Meine Einladungen nach Saßnitz wiederholten sich mehrere
Jahre hindurch und ich brauche es nicht zu versichern, mit
welcher Freude ich ihnen Folge leistete. Die stillen Stunden,
die ich an der Seite des Prinzen, der unter dem Vorbau seines
schwedischen Hauses zu sitzen pflegte, in ernsten Gesprächen
verlebte, sind mir unvergeßlich geblieben. Er schüttete mir
häufig im Angesicht des bewegten Meeres sein ganzes Herz aus
und machte mich nicht selten zum Mitwisser eines geheimen
Kummers, der augenblicklich seine Seele bedrückte. Mich selber
überkam jedesmal dabei das Gefühl tiefster Wehmut, da meine
eigenen Trostgründe nicht ausreichten, die Bitterkeit seiner
schmerzlichen Empfindungen zu versüßen. In den niemals leeren
Unterhaltungen liebte es Prinz Friedrich Karl, der durch seine
Großthaten selber Geschichte gemacht hat, sich durch mich über
die älteste Geschichte des Morgenlandes, besonders Ägyptens,
unterrichten zu lassen, und ich durfte mit Recht stolz darauf
sein, dem unbesiegten Feldmarschall meine schwache Weisheit
auf dem Boden des Altertums enthüllen zu dürfen. Es ist nur
wenigen bekannt, daß der Prinz sich mit sehr ernsten
numismatischen Studien beschäftigte und eine auserlesene
Sammlung von Münzen und Medaillen aus den Zeiten des Altertums
besaß. Aus der römischen Kaiserzeit befanden sich Unica in
Gold darunter, die ihm vom König Victor Emmanuel von Italien
verehrt waren und die für sich allein einen kleinen Schatz
bildeten. Der Prinz betrachtete die Münzkunde als einen
besonders wichtigen Teil der Geschichte und sammelte eifrig,
sobald sich ihm die Gelegenheit zu neuen Erwerbungen darbot.
Es fiel allgemein auf, daß der General-Feldmarschall eine
seltsame Scheu vor dem ewig Weiblichen besaß, und als ich mir
eines schönen Tages im Angesicht des ruhigen Meeresspiegels in
der Bucht von Saßnitz die Freiheit nahm, auf seine Abneigung
eine leise Anspielung zu äußern, gab er sie lächelnd zu, dann
aber nahmen seine Züge den Ausdruck eines tiefen Ernstes an
und er gestand mir es offen ein, daß seine strenge Erziehung
im väterlichen Hause die einzige Schuld daran trage. Und doch
war es allen denjenigen, welche ihm näher standen,
wohlbekannt, welche Freude ihm die meist unerwarteten Besuche
der jungen anmutigen Prinzessinnen des damaligen
kronprinzlichen Paares in Dreilinden bereiteten und mit
welcher Zärtlichkeit er seine eigenen Töchter liebte. Seine
Augen leuchteten, wenn er von ihnen sprach, und er empfand es
mit Stolz, der Vater so herrlicher Kinder zu sein.

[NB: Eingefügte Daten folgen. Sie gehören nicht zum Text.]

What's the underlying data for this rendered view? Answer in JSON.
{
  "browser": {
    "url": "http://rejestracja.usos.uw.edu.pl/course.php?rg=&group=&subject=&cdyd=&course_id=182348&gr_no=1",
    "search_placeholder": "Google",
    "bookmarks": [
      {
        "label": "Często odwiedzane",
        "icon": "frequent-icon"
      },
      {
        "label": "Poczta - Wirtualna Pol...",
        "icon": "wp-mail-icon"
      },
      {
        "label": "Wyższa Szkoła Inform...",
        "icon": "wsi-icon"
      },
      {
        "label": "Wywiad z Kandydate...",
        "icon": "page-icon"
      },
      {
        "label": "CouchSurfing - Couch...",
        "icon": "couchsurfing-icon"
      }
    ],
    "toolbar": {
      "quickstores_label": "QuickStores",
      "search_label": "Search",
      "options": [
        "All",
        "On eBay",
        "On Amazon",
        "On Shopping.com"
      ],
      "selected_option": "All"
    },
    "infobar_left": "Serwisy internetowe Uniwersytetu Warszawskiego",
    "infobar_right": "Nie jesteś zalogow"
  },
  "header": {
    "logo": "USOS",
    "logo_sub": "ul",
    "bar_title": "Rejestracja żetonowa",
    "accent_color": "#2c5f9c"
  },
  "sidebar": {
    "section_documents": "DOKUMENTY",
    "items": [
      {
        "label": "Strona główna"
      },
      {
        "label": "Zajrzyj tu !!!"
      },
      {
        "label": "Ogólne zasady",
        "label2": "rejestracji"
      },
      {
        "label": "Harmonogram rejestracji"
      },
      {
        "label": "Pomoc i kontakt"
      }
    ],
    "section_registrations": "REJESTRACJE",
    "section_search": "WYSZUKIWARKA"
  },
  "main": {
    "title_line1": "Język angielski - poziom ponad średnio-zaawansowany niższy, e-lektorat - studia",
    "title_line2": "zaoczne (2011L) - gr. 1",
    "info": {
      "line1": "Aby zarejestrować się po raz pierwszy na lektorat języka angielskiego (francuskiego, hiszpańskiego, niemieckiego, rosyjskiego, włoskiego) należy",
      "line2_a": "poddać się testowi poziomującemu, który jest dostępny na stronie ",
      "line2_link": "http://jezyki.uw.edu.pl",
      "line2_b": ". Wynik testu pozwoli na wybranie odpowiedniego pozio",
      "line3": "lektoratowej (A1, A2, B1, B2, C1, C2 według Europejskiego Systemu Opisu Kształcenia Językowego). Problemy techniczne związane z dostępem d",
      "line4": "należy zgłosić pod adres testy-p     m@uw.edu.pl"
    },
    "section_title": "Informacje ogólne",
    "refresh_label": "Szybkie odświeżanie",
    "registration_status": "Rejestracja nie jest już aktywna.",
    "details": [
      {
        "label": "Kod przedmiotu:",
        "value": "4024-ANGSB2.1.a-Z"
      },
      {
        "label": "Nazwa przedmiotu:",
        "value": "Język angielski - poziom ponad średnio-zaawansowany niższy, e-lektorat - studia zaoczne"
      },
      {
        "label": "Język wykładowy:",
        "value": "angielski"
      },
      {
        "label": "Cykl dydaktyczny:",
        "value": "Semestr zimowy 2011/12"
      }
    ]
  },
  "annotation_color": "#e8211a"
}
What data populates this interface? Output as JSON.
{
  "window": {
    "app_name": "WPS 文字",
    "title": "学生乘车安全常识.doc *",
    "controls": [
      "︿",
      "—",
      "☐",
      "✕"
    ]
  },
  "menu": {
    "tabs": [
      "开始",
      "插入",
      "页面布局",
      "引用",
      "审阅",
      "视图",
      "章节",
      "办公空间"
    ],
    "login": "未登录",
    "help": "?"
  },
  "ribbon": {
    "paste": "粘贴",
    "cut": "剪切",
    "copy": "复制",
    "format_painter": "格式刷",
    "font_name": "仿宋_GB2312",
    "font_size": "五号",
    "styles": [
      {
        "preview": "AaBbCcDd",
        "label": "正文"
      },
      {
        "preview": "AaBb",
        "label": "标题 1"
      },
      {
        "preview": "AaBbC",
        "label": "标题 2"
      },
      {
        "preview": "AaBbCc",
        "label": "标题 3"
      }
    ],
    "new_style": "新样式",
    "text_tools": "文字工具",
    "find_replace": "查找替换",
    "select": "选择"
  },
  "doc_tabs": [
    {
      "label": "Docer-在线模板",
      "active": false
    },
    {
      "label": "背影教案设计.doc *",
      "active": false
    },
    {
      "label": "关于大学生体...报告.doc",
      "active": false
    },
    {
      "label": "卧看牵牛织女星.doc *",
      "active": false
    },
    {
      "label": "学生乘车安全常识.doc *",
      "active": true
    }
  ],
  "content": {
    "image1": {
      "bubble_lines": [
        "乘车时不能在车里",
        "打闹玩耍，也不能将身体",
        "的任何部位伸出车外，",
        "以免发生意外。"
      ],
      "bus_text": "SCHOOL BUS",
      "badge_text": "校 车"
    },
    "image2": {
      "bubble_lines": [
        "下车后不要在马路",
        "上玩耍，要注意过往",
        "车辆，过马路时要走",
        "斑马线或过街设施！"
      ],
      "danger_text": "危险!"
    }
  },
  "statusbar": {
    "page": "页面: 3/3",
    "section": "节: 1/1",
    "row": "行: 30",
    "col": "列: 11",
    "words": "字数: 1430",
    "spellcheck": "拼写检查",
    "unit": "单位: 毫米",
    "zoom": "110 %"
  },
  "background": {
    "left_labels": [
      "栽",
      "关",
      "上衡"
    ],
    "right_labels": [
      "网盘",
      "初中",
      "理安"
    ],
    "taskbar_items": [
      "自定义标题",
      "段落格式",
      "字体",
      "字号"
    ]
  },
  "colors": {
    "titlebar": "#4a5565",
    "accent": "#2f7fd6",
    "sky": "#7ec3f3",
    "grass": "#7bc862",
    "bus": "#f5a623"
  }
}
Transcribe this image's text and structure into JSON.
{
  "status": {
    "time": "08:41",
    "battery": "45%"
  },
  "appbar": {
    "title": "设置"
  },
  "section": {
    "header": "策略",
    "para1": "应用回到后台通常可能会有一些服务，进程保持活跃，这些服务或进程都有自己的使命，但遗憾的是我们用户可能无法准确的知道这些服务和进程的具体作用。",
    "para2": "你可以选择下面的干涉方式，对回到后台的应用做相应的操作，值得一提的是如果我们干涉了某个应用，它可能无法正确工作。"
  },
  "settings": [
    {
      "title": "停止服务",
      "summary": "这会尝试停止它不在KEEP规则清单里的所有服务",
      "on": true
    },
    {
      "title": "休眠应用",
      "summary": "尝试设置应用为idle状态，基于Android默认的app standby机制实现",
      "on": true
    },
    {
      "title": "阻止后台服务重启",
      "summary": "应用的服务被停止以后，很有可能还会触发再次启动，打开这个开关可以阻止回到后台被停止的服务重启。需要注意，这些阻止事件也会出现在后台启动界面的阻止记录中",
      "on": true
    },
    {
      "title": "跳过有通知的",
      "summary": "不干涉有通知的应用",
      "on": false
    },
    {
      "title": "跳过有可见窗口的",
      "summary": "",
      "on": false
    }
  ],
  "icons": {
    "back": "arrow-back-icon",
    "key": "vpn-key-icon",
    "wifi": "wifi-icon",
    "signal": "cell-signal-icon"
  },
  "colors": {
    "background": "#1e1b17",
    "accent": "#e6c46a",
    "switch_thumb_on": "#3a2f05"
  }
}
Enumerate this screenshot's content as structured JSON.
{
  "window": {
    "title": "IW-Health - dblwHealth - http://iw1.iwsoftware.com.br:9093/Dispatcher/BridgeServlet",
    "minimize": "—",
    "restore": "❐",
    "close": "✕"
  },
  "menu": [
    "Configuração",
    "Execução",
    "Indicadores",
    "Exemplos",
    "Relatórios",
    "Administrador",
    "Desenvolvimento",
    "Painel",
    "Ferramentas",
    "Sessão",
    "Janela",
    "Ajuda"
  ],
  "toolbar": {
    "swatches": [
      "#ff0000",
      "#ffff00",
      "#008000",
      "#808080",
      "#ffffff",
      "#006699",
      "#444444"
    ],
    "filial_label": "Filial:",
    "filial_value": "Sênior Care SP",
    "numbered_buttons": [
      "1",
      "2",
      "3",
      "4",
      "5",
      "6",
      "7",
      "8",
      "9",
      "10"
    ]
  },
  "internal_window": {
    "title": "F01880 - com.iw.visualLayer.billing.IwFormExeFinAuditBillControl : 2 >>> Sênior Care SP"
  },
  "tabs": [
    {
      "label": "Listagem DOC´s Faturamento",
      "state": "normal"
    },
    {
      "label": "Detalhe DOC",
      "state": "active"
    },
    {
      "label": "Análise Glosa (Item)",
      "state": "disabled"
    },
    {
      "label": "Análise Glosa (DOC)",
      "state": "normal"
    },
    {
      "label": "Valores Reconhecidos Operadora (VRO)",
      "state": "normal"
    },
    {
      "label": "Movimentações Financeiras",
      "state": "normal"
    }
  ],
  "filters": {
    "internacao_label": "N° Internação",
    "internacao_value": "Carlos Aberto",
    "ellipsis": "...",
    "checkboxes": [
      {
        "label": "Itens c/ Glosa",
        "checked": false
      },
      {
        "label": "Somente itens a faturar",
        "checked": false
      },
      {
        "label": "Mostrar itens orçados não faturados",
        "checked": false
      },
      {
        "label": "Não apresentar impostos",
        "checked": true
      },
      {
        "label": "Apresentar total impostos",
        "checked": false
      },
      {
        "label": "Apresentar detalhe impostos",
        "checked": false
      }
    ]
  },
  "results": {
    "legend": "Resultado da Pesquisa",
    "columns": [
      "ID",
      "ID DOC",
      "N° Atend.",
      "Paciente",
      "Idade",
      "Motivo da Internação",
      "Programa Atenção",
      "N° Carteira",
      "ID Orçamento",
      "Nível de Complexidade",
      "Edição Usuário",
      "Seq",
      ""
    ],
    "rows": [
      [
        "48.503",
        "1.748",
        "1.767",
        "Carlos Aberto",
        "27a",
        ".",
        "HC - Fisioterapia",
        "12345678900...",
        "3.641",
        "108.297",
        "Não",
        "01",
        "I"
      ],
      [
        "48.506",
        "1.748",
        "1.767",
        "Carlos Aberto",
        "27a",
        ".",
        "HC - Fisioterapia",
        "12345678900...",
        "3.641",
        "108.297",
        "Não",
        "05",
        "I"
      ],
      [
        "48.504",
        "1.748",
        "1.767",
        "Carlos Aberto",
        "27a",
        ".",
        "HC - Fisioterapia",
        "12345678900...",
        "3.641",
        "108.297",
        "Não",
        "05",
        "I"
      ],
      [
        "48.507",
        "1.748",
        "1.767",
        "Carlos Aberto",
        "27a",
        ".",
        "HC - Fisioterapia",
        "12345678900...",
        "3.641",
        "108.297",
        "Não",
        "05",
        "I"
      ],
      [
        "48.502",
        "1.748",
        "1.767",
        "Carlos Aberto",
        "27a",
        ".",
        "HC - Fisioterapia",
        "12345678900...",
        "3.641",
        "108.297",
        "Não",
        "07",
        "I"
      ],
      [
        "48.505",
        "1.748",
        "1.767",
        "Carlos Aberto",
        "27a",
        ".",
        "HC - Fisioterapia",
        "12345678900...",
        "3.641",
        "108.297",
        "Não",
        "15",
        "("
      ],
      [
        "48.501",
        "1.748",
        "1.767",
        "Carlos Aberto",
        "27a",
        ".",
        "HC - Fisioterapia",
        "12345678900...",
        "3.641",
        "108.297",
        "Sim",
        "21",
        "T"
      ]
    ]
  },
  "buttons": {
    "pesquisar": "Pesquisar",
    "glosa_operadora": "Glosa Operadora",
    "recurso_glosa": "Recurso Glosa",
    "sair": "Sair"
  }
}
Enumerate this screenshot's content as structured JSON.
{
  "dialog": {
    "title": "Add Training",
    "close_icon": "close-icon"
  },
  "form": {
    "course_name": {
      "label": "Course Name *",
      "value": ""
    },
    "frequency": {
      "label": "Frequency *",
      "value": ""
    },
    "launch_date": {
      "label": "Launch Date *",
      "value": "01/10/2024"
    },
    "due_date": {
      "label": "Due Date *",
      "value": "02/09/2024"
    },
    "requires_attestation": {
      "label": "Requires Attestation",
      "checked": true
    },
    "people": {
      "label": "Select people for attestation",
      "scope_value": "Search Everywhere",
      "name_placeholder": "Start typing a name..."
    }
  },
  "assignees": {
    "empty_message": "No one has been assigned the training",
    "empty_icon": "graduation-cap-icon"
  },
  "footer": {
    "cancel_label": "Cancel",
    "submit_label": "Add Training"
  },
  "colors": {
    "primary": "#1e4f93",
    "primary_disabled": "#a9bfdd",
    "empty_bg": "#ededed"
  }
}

Gegen das Ende des Jahres 1882 – sein »Herr Vater« fing
bereits damals an zu kränkeln – entschloß er sich zu einer
Reise nach dem Morgenlande, wenn ich, »der Basse«, wie er mich
scherzweise zu titulieren pflegte, mich entschließen könnte,
zu seinen Begleitern zu zählen. Ich ging freudig auf den
Antrag ein, und bereits gegen den Schluß desselben Jahres (vom
27. Dezember an) befand sich der Prinz nebst seinen
Mitreisenden – dem Obersten von Natzmer, dem Major von
Garnier, dem Rittmeister von Kalckstein und meiner eigenen
Wenigkeit – auf dem Wege nach der Hafenstadt Triest.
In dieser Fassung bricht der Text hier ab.